Structure Considerations.

The display representations also had a fair amount of what you'd call non-structural features and the one that drives me up the wall today is a structure that comes out as a perfectly legal molfile which has one dummy atom with a label "no structure available". You know, I mean, enough said about that, it still drives me up the wall... But you also have labels so there is a dummy atom that has a label that actually has something that you might want to capture.
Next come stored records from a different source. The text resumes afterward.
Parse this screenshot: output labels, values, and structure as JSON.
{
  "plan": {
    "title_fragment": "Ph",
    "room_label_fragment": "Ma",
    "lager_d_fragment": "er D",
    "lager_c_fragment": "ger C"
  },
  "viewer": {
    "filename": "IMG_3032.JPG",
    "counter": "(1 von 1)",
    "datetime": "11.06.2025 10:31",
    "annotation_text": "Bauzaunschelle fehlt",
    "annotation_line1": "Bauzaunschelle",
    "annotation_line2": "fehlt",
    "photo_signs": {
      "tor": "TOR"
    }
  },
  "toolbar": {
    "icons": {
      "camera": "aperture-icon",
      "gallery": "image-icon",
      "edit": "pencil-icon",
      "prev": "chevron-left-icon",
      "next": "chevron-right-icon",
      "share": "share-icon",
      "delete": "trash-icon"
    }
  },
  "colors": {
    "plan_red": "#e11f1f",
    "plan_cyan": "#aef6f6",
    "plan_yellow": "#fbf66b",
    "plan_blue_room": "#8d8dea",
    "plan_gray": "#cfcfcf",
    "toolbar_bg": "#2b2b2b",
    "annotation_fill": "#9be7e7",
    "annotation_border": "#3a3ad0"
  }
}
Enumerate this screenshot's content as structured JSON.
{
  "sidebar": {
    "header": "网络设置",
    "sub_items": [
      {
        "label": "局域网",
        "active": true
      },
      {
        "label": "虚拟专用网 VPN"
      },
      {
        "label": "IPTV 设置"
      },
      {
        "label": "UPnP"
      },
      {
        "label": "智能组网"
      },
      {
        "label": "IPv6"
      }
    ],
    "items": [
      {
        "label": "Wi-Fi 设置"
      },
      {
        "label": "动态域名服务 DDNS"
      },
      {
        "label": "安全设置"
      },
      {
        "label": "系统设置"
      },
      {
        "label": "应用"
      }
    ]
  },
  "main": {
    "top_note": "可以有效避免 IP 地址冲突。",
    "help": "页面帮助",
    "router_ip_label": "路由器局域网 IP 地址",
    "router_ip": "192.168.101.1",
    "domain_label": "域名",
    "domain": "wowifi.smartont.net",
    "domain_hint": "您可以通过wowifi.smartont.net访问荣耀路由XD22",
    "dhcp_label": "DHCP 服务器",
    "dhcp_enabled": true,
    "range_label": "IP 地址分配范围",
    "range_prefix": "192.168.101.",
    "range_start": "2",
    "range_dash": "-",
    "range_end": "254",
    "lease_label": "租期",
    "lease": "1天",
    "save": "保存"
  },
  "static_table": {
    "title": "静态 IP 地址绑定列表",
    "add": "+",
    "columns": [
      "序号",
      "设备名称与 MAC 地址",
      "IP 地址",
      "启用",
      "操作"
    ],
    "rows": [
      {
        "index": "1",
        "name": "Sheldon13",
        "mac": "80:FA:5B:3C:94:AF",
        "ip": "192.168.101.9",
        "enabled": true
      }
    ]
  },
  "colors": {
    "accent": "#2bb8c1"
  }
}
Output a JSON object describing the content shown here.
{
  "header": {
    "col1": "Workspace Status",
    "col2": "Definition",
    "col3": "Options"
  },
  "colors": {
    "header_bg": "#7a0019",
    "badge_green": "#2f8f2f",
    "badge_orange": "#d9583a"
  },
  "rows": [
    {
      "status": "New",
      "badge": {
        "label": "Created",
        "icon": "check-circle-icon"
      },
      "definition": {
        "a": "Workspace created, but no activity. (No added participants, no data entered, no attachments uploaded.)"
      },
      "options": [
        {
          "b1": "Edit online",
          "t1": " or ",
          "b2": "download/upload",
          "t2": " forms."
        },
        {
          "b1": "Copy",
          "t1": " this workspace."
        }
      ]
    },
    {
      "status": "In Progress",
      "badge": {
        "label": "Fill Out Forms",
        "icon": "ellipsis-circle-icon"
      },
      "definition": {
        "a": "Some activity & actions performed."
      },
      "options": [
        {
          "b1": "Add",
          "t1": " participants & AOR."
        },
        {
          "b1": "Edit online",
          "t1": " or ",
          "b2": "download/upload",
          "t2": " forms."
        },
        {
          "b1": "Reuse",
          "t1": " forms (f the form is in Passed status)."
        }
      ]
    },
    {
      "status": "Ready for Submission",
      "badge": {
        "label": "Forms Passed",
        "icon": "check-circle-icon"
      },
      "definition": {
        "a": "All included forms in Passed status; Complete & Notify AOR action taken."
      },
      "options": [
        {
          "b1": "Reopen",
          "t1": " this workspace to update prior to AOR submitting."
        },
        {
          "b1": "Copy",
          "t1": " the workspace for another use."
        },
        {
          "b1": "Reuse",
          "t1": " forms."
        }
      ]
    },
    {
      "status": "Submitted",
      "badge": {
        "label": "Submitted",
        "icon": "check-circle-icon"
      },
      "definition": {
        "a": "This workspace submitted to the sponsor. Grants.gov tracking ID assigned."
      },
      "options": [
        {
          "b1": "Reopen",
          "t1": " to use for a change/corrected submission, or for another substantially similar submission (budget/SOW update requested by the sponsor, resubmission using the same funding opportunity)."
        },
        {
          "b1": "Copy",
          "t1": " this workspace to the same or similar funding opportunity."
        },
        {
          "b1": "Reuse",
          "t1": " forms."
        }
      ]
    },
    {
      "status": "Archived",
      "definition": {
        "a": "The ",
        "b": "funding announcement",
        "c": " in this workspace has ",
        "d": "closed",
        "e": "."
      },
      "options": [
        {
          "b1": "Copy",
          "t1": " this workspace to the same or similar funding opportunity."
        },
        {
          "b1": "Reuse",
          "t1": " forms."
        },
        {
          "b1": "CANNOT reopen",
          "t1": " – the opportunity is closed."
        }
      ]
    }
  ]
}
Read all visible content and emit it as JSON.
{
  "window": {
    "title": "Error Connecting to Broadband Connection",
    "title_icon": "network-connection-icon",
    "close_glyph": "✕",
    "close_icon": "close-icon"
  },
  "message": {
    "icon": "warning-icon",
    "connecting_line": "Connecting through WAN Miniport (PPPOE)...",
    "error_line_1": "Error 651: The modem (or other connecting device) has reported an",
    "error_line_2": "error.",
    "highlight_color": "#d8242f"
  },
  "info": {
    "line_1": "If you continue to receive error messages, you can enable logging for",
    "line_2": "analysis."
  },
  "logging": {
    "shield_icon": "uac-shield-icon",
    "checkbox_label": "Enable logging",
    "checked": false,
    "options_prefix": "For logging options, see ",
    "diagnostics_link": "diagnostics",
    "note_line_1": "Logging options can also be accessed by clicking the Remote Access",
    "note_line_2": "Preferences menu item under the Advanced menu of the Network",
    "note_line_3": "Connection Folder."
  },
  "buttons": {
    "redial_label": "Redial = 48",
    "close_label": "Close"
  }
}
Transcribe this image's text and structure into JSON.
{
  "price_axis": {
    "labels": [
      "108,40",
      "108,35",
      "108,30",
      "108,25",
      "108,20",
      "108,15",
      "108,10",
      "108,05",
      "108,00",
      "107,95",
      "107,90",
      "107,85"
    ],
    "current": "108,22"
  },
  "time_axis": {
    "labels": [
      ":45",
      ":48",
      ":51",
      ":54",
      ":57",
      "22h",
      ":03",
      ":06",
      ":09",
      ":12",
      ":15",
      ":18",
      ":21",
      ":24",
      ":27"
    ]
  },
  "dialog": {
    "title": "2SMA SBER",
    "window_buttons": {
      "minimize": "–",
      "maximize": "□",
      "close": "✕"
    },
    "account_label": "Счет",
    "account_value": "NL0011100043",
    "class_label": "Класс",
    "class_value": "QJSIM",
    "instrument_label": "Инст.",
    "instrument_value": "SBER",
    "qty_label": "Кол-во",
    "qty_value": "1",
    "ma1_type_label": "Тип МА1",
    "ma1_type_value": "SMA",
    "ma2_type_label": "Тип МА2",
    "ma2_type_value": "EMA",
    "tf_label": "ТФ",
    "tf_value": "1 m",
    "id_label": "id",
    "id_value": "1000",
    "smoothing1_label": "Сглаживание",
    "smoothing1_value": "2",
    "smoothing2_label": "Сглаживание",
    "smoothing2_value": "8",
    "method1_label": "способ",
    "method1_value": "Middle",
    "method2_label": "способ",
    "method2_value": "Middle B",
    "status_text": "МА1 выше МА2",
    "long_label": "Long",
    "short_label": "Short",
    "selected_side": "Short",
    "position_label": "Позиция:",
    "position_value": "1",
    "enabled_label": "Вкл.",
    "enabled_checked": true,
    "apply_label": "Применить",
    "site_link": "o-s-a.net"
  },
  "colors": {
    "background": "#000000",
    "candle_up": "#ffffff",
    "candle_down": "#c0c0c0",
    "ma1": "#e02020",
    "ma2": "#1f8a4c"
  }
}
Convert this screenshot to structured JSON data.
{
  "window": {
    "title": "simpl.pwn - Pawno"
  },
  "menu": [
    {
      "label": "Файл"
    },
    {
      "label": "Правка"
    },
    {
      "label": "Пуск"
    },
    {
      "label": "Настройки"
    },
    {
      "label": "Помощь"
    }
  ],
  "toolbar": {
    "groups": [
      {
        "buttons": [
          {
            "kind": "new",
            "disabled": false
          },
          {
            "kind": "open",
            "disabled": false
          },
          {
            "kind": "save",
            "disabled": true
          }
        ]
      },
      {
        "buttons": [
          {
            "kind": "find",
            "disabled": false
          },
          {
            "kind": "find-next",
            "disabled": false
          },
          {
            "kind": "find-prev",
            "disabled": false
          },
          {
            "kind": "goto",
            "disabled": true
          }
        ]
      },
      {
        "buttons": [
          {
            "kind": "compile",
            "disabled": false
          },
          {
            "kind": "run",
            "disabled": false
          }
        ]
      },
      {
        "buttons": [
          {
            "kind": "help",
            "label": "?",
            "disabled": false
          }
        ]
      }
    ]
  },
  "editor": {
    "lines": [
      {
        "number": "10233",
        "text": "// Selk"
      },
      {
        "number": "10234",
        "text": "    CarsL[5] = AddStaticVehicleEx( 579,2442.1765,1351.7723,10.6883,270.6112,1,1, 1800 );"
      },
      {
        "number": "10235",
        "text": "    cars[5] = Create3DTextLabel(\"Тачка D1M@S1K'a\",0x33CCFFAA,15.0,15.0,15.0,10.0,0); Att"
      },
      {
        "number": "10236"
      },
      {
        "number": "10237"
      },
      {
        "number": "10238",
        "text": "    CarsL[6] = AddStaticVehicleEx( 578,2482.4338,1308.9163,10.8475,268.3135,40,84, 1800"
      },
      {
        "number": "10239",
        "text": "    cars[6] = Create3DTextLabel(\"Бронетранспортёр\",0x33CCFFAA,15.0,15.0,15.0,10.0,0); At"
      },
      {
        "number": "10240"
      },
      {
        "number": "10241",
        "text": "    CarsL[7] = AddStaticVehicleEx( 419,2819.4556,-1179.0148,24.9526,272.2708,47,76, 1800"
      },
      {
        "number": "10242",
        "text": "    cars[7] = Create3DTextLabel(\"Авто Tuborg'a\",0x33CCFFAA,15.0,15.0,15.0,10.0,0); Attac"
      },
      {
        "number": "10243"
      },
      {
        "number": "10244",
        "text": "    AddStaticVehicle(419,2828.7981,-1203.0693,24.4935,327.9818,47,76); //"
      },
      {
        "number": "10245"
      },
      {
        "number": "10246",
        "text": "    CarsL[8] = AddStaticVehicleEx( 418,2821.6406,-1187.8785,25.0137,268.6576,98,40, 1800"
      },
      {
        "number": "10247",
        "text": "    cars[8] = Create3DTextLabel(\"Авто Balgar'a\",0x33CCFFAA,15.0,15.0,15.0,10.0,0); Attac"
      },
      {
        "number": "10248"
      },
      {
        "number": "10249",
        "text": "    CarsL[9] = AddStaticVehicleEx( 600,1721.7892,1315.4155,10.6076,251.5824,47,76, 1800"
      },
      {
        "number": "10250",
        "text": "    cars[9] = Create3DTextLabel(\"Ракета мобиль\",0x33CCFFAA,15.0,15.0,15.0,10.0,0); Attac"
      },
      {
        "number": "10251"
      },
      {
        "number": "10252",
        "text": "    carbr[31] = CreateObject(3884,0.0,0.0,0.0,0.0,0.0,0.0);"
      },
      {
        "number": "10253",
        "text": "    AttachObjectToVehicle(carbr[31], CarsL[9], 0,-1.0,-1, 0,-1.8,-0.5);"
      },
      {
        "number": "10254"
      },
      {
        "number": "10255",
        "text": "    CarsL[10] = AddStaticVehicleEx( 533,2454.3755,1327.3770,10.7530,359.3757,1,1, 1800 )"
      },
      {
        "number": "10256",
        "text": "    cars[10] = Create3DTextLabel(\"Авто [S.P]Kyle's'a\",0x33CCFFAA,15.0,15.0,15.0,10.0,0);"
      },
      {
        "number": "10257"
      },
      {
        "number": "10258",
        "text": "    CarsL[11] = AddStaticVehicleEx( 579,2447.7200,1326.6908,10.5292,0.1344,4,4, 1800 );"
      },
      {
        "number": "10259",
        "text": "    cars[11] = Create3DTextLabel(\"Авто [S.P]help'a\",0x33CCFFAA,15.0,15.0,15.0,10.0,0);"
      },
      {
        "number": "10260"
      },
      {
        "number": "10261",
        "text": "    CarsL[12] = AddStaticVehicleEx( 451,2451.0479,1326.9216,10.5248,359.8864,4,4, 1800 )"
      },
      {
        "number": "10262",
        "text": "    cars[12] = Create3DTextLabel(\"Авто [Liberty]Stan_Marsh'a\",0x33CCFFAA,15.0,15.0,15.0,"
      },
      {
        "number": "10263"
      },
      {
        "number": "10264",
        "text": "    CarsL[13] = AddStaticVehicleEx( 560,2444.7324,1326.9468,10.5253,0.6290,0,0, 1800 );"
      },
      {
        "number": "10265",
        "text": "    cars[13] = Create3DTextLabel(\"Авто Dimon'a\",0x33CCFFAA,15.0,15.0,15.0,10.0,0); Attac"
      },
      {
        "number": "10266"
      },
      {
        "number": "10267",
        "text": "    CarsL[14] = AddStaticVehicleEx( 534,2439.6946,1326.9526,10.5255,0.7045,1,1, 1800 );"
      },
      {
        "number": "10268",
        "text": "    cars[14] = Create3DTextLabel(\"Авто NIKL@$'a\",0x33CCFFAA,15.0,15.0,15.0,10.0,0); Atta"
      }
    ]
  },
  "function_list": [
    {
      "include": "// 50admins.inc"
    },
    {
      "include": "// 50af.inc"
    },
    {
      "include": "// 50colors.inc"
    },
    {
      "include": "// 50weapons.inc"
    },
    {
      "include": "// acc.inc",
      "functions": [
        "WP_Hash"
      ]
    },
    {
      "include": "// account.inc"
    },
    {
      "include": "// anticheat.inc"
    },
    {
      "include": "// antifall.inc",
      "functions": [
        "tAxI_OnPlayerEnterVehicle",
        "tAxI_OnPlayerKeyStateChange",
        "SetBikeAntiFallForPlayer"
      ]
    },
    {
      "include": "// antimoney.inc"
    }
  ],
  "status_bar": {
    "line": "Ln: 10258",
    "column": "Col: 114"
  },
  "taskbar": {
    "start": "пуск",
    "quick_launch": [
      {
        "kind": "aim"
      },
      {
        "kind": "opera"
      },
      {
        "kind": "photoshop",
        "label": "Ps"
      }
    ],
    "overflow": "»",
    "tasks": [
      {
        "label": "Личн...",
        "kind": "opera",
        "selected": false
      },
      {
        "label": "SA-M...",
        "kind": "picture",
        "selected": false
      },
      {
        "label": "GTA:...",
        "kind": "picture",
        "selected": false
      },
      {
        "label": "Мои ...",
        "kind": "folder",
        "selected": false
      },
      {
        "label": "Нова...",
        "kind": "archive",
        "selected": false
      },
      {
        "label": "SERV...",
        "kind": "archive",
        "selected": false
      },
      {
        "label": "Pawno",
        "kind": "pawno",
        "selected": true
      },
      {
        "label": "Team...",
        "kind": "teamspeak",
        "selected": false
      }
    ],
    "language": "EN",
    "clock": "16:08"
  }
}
So, composition of the two parts of the substance: label it as a racemic mixture, label it as something else so maybe you don't wanna completely just delete it,' but at the same time it's a pollution of the structure with other information in a format that's hard to disentangle.

(Figure 11) Structure release. The first one we put on the NIH page, not a page, just for anonymous FTP. I think it's generally called the NCI 127 k. They were open structures for which there was a CAS number. We figured the other thing to realise is that a lot of people say 'can you give us the chemical names of all these structures?' The vast majority of these structures were not published on, or at least we don't know that they were published on: no one ever bothered to name it, there's certainly not a trivial name. And so for a lot of the structures the only identifier we had was the NSC number and of course back in 1994 nobody knew what an NSC number was except for a handful of people interacting with NCI. We didn't think that was very useful so we sub selected a set where we also had the CAS numbers. Historical aside: CAS was our input contractor for about 6 or 8 years about 1975-1983 or something, so they automatically assigned a CAS number for everything that came in. And so there were CAS numbers: you figured you might be able to search on that and so that's where this group came from. Where we got the coordinates-it was actually the SANSS connection tables, they were converted to a SD format and the programme CORINA [1] from Johann Gasteiger was used to generate 3D coordinates, so that was the first stage of the release.
Figure 11

Structure release.

We had our major conversion, a program called Kekule [2] to look at graphics and try and to chemical structure. The internal system was finished in 2000 and so now when we pull from our company database we are actually pulling MDL format files; so at least it's a format that tries to recognise chemicals structure. Right now we have releases about once a year; we're hoping that in the next year we'll go to a little bit more often than that. The latest release was a few weeks ago and 265 almost 266 thousand structures. The other thing I'll make a point about is, we've been releasing these sets for a long, long time. A lot of people have pulled them up and we have PubChem [3] now. A lot of people, their deposition in the PubChem was basically from a file that they pulled from us that's not documented, and that's fine, it's legal but there are certainly inconsistencies and differences in all kind of things in this data. If you go to PubChem and say 'what's the structure of "something-or-other-amycin"?', and you could look it up and maybe you find ten versions in PubChem. Ten depositions for a compound with that name and maybe you say seven of them have the same actual chemical structure but there's these others that are different. Well I can believe that if seven people think it's this and only two people think it's that, it's probably the seven people that are correct. But it might be that those seven versions have a mistake in them that are propagated because all of them go back to downloading our structures. So it's just a heads up that without the background, without the metadata about where these structures came from, you can potentially get into problems or you can potentially be misled.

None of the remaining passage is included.